La fede, dunque, nasce e rinasce di continuo solo dalle ferite del Crocifisso e del Risorto, che vediamo e che tocchiamo nelle ferite dell’umanità. Solo una fede ferita è credibile, conclude Halík. Mostrando le ferite ai discepoli, Gesù vuole mantenere viva in loro la sua memoria. Le ferite di Gesù sono le conseguenze della sua relazione amorevole e ricca di compassione verso i poveri, i malati, i pubblicani, le prostitute, i lebbrosi, i bambini, gli emarginati e gli stranieri. Gesù è stato crocifisso per aver amato queste persone concrete, ferite loro stesse dalla società e dalla religione. Avendo condiviso le loro debolezze e le loro ferite, è giunto alla perfezione in quanto fratello comprensivo e non in quanto rigido giudice. C’è poi un altro aspetto da sottolineare. Tali ferite ricordano ai discepoli anche il loro tradimento e abbandono, quando, impauriti, cercarono di salvare sé stessi. Ma ciò che rende realmente l’apparizione di Gesù un mistero divino è il fatto che egli non si vendica dei suoi discepoli. Al contrario, offre loro la pace, la riconciliazione, la possibilità di cambiare e di convertirsi. Le ferite di Gesù inducono i discepoli a credere che, anche se c’è stato un tradimento, è possibile la riconciliazione. Le ferite del Signore risorto offrono ai peccatori e ai traditori la giustizia divina, non la condanna. Se vogliamo essere operatori di guarigione, dobbiamo essere consapevoli che il nostro mondo contemporaneo tendenzialmente si rifiuta di guardare e di toccare le ferite di Cristo nelle ferite delle persone.

Abbiamo paura a guardare e a toccare le ferite perché ci spaventa vedere in faccia la nostra mortalità, la nostra debolezza, la nostra realtà di peccatori, la nostra vulnerabilità. Ci affascina l’idea che, se abbiamo molti soldi, una buona assicurazione, se siamo ben protetti dentro le nostre case, possediamo l’ultimo modello di qualche automobile e i più aggiornati apparecchi elettronici e frequentiamo una buona palestra, possiamo essere immortali. Ci costa riconoscere che eliminiamo le persone ferite dai dintorni delle nostre case, le facciamo sparire quando abbiamo visite importanti e nascondiamo le loro baracche dietro pareti decorate da piacevoli murales.
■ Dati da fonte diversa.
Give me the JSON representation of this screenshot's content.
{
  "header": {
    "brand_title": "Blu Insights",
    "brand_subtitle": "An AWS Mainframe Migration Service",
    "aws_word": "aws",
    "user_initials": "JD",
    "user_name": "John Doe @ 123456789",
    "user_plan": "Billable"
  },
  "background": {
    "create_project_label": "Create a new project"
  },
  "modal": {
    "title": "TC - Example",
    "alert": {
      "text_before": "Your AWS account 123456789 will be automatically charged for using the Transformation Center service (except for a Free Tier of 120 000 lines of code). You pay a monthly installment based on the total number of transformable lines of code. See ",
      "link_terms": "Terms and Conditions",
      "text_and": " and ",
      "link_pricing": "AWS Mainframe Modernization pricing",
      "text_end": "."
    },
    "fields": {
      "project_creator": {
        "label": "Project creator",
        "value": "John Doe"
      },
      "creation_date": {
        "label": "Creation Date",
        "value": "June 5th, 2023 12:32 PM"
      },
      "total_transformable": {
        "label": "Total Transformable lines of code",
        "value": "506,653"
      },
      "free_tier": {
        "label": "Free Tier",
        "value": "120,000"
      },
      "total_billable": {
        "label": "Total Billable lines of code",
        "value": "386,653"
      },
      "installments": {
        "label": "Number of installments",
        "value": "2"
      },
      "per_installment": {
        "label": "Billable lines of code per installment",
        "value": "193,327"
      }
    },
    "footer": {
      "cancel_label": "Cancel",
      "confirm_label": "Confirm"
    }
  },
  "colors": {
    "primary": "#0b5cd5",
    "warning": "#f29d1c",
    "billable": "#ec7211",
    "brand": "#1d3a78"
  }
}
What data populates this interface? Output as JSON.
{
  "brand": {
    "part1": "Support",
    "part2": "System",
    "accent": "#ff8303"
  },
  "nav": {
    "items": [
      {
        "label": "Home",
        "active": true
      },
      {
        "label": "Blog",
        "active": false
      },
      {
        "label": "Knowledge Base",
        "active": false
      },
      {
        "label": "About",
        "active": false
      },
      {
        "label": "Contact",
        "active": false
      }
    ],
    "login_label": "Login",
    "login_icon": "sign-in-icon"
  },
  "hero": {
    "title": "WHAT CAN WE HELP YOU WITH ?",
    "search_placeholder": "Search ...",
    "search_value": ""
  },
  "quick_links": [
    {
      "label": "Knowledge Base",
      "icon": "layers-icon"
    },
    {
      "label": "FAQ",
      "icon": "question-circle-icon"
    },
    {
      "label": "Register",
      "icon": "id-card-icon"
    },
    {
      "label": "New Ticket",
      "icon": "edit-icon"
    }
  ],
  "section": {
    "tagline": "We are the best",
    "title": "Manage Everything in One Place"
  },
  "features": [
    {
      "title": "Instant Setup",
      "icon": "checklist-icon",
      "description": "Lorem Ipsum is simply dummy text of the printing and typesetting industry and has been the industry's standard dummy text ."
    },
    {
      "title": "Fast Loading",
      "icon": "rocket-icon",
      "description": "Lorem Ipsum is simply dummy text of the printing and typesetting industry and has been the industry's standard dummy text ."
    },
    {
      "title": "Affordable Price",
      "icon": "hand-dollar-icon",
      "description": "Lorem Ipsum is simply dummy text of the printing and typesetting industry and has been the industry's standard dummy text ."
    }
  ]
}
Nell’ottobre 2015 ho visitato il campo profughi di Idomeni, in Grecia, vicino alla frontiera con l’ex repubblica iugoslava di Macedonia. Erano arrivate fin lì migliaia di persone affamate, stanche e disperate, in fuga dalla Siria, dall’Iraq e dall’Afghanistan in guerra. Avevano potuto portare con sé solo qualche indumento e il loro tesoro più prezioso: la propria famiglia. Là le ferite si potevano vedere, se ne poteva sentire l’odore, le si poteva toccare. In quel luogo vi era molta angoscia, ma c’era anche molto coraggio, molta dignità e un grande e valido impegno a mantenere viva la speranza.

Ho parlato con una donna greca che stava sovrintendendo alla distribuzione di cibo, vestiti e medicine. Era un’operatrice attiva nel campo. Le ho domandato se faceva parte del suo lavoro. Mi ha risposto di no, che si era offerta come volontaria. Sorpreso dal fatto che aggiungesse un servizio al lavoro ordinario, le ho chiesto perché. Mi ha risposto: «Anche i miei antenati sono stati profughi. Ho la condizione di rifugiata nel Dna. Questi profughi sono miei fratelli e mie sorelle. Non li posso abbandonare». Sono parole di amore e di misericordia che provengono da generazioni di persone ferite. Quando, poco dopo, stavo per andarmene da quel luogo, ho visto un cartello che indicava l’uscita: in greco, c’era scritto Exodos. Esodo. Sì, Dio è alla guida del suo popolo. Il Signore risorto sta conducendo i feriti sulla via che, dal terrore della morte, va verso la speranza di una vita nuova. In quel campo c’era il Signore risorto. L’ho incontrato lì, tra i feriti.